Last night, Valve explained in her article on the blog that, as they had done before with other teams and studios, they did bring Drodo Studio from China to discuss a collaboration at whatever title it is.

"We had good conversations, but we both came to the conclusion that Valve and Drodo could not work directly with each other for a variety of reasons," Valve says. "We ended up accepting that everyone would build their own standalone version of the game and support each other as much as possible."

Drodo's standalone is the mobile game Auto Chess, which replaces the heroes of Dota by distant doubles of the brand. It's so similar that Valve helps Drodo import his mod account to mobile gaming.

"As a fan of Dota 2, we have great confidence in the new Valve game and we are waiting for the next world class match," said Drodo. "In the meantime, with the support of Valve, Drodo will continue to update the DAC mod and try to design new modes and adaptations in our stand-alone game."

Many of you, at this point, may be asking "Dota Auto What?". This is a mod for Valve's free MOBA, available on the Steam workshop, which the young Matt described as "similar to Football Manager with wizards".

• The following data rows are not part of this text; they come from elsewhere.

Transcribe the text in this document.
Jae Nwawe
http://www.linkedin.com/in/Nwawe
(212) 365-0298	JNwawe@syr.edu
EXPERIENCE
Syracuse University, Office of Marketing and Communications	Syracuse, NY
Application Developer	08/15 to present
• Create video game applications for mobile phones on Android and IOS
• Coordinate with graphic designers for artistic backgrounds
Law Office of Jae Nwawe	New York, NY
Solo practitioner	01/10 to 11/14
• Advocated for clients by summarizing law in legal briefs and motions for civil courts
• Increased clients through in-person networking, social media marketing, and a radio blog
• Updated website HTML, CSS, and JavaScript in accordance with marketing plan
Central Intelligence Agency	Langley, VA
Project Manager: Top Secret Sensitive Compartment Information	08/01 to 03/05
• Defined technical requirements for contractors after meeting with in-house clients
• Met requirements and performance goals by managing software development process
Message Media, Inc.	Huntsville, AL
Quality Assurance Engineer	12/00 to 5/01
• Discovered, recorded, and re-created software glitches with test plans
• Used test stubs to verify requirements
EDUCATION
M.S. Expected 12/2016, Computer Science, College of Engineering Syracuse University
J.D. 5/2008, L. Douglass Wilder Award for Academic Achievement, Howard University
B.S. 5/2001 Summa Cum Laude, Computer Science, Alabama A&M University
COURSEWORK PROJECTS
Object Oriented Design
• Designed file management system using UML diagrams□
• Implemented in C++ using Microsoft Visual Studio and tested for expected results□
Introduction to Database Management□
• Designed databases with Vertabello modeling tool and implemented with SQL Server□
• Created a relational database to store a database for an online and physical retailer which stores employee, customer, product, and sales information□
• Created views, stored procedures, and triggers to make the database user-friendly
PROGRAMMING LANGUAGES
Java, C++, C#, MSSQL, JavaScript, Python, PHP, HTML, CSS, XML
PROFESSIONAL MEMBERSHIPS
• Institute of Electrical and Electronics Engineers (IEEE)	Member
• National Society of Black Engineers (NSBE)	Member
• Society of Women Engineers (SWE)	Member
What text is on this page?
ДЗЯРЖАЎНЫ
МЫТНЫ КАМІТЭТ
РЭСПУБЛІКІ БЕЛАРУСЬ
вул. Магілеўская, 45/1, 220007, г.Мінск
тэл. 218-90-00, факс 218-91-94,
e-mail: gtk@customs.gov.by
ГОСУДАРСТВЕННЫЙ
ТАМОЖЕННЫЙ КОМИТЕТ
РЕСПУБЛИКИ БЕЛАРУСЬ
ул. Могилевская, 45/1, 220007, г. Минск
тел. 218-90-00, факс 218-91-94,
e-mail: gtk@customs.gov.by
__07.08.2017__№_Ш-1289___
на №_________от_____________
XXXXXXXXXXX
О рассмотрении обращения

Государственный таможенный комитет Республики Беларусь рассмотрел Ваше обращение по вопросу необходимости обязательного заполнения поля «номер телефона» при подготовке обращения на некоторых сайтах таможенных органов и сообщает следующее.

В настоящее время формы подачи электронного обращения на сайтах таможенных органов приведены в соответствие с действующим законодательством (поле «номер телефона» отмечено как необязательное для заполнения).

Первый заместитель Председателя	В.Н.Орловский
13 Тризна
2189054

"First of all, forget the problem of failures – the only real point of comparison is that they both have parts and tables. You build a team of heroes, you knock them on the board, and then you leave them to fend for themselves. They all have capabilities and synergies, the goal being to build a balanced team at Dota 2 itself. Unlike Dota 2, these heroes level up by merging larger and better units. "

So it's neither Dota, nor Chess, nor a combination of both ok cool.

Auto Chess feels, like Dota 2 himself, rooted in the mod scene of Warcraft 3. It's weird, it's complex, it reuses characters for something quite different, it borrows ideas from other mods (we think first of Gem TD) and, above all, it is very popular for something so esoteric. Dota 2's statistics indicate that Auto Chess currently has 154,599 players, nearly a quarter of the players in play at the moment.

A polite standalone version would be useful. As you would DotA Allstars for Warcraft 3, the interface is messy as it tries to make the game do things for which it was not designed. A little DIY under the hood so that players do not have to do it, for example. issuing orders via a donkey would be welcome. It would also be easier to attract players with a single download rather than sending people to download a different game, then in Steam Workshop for Auto Chess.

No word from Valve has been announced yet as they plan to launch their own Dota Auto chess game. If they named a date, would you believe them anyway?

Valve's first attempt at a spin-off of Dota, the Artifact card game, failed. I know Matt loved the game, but the micro-transactions to buy cards priced at £ 16 a box deterred a lot, especially as the prices of the best cards skyrocketed. Valve has put the updates on hold while it reworks some fundamentals and the average artifacts is less than 150 players these days.